Support #22520
closednearfull threshold is not cleared when osd really is not nearfull.
0%
Description
Today one of my osd is reached nearfull ratio. mon_osd_nearfull_ratio: '.85'. I increased mon_osd_nearfull_ratio to '0.9'
I rebalanced data by increase weights on another osd's in this root. For that time while I was looking for the golden rule some another osds reached nearfull. But at the end all of this osds should clear nearfull flag because USED space % is lower than mon_osd_nearfull_ratio. osds in this root used with pool size 2 min_size 1 (idontcareaboutmydata).

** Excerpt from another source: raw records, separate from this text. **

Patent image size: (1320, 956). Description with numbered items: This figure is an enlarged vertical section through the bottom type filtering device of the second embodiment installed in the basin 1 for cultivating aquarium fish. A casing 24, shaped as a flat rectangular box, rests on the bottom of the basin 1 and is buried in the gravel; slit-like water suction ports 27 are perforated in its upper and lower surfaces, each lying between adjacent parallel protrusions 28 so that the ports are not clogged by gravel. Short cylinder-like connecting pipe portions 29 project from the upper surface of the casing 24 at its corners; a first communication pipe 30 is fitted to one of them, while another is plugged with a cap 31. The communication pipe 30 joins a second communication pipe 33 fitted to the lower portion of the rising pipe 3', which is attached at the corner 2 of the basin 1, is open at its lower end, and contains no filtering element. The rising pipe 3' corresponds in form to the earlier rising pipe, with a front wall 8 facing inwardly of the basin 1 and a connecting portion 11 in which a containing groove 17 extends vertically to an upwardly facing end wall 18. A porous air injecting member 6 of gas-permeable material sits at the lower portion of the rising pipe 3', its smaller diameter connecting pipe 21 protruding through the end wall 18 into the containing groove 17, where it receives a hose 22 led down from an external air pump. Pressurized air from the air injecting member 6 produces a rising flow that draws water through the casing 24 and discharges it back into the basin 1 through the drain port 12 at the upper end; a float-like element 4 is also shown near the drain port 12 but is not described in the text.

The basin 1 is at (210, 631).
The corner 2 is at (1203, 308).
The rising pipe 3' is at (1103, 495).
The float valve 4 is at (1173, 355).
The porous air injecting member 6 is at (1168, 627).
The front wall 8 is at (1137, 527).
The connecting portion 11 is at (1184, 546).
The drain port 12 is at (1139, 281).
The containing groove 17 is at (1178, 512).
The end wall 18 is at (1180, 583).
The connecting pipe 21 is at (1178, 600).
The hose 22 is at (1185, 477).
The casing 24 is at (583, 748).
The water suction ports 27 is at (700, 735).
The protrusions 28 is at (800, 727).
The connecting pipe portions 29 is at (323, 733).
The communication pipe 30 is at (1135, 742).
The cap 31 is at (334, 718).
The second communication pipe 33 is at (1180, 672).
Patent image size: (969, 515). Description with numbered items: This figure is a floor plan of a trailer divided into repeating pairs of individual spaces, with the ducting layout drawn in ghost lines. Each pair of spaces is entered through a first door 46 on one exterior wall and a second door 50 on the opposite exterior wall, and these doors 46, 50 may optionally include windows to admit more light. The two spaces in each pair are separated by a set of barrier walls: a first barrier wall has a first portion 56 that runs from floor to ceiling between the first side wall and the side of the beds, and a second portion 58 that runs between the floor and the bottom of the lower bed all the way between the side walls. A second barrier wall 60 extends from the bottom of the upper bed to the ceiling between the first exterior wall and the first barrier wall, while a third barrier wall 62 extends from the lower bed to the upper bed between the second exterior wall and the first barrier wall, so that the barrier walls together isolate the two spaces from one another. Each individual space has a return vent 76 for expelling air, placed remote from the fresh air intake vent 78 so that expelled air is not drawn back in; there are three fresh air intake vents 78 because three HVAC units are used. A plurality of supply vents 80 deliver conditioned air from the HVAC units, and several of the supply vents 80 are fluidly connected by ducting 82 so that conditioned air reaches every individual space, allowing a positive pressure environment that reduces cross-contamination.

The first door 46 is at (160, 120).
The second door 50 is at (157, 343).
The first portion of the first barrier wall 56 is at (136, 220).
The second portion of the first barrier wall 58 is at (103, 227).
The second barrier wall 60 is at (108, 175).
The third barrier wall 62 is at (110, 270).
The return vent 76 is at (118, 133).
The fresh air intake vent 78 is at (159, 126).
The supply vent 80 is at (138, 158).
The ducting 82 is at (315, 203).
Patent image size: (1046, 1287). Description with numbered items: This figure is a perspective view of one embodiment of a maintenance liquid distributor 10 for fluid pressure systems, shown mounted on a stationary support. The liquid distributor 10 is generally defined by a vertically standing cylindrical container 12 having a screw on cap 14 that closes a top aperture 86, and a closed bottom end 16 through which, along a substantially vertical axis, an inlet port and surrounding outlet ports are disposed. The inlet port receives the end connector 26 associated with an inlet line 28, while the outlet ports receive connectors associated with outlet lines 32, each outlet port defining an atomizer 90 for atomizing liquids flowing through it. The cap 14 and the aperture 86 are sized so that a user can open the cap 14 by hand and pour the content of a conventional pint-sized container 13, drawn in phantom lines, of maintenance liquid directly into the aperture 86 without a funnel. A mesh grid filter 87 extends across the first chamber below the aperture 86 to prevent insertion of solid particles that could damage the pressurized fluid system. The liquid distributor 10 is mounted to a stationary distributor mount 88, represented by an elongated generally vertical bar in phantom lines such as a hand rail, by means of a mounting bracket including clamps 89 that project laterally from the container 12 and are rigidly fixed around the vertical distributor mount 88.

ID CLASS WEIGHT REWEIGHT SIZE USE AVAIL %USE VAR PGS TYPE NAME
-12 6.29997 - 5716G 4719G 997G 82.56 8.71 - root solid
-14 6.29997 - 5716G 4719G 997G 82.56 8.71 - datacenter xxx_solid
-15 2.09999 - 1905G 1455G 450G 76.37 8.06 - rack rack2-solid
-13 1.00000 - 952G 686G 266G 72.03 7.60 - host ceph-osd0-solid
24 nvme 1.00000 1.00000 952G 686G 266G 72.03 7.60 74 osd.24
-19 1.09999 - 952G 768G 183G 80.70 8.51 - host ceph-osd2-solid
26 nvme 1.09999 1.00000 952G 768G 183G 80.70 8.51 83 osd.26
-16 2.09999 - 1905G 1590G 314G 83.49 8.81 - rack rack3-solid
-20 1.09999 - 952G 775G 177G 81.40 8.59 - host ceph-osd3-solid
30 nvme 1.09999 1.00000 952G 775G 177G 81.40 8.59 84 osd.30
-22 1.00000 - 952G 815G 137G 85.58 9.03 - host ceph-osd5-solid
29 nvme 1.00000 1.00000 952G 815G 137G 85.58 9.03 89 osd.29
-17 2.09999 - 1905G 1673G 232G 87.82 9.27 - rack rack4-solid
-18 1.09999 - 952G 835G 117G 87.72 9.25 - host ceph-osd1-solid
25 nvme 1.09999 1.00000 952G 835G 117G 87.72 9.25 91 osd.25
-21 1.00000 - 952G 837G 115G 87.92 9.28 - host ceph-osd4-solid
28 nvme 1.00000 1.00000 952G 837G 115G 87.92 9.28 91 osd.28
HEALTH:
[root@ceph-mon0 ceph]# ceph health detail
HEALTH_WARN 3 nearfull osd(s); 1 pool(s) nearfull
OSD_NEARFULL 3 nearfull osd(s)
osd.25 is near full
osd.28 is near full
osd.29 is near full
POOL_NEARFULL 1 pool(s) nearfull
pool 'solid_rbd' is nearfull
OSD DF:
[root@ceph-mon0 ceph]# ceph osd df | grep nvme | grep -E '(25|28|29)'
29 nvme 1.00000 1.00000 952G 815G 137G 85.58 9.03 89
25 nvme 1.09999 1.00000 952G 835G 117G 87.72 9.25 91
28 nvme 1.00000 1.00000 952G 837G 115G 87.92 9.28 91
MONs settings:
[root@ceph-mon0 ceph]# ceph --admin-daemon /var/run/ceph/ceph-mon.ceph-mon0.asok config show | grep nearfull
"mon_osd_nearfull_ratio": "0.900000",
OSDs settings:
[root@ceph-osd4 ceph]# ceph daemon osd.28 config get mon_osd_nearfull_ratio
{
"mon_osd_nearfull_ratio": "0.900000"
}
When I was find out 'ceph tell' is not working I was deployed ceph.conf with new settings:
[root@ceph-osd4 ceph]# grep full ceph.conf
mon_osd_full_ratio = .91
mon_osd_nearfull_ratio = .90
[root@ceph-mon0 ceph]# grep full ceph.conf
mon_osd_full_ratio = .91
mon_osd_nearfull_ratio = .90
And restart this osds - not helped.
The (?) same (?) behavior in ceph-users ML http://lists.ceph.com/pipermail/ceph-users-ceph.com/2017-December/023397.html
This bug or I need to do some magic?